Benford's Law

In real-world datasets — expense reports, population figures, tax returns — the leading digit "1" appears about 30% of the time. Not 11%. Not evenly distributed. This logarithmic pattern was discovered by physicist Frank Benford in 1938 and is now standard in forensic accounting.

We measure the Mean Absolute Deviation from the expected distribution using Nigrini's thresholds. The same method the IRS uses.

Duplicate detection

Exact-match row hashing catches the obvious copies. We also flag columns where an unusually high percentage of values are identical — which can indicate placeholder data or incomplete records that got duplicated to fill gaps.

Outlier analysis

A single outlier method always generates false positives.

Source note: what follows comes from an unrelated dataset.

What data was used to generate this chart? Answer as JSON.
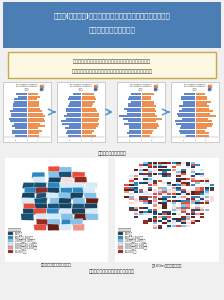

So we run two — Z-score (parametric, assumes normal-ish data) and IQR (non-parametric, doesn't) — and only raise a flag when both methods independently agree a value is unusual. This cuts the noise substantially.

Data integrity

The boring but critical stuff. Missing values and their distribution across columns. Numbers accidentally stored as text strings. Date columns with three different formats mixed together. Invisible leading and trailing whitespace that breaks lookups. These are the errors that silently break downstream analysis.

About your data

Your file is parsed in memory on Cloudflare's edge network, analyzed, and the results are sent back to your browser. The file content is not written to disk, not logged, not stored anywhere. When the response is delivered, the data is gone.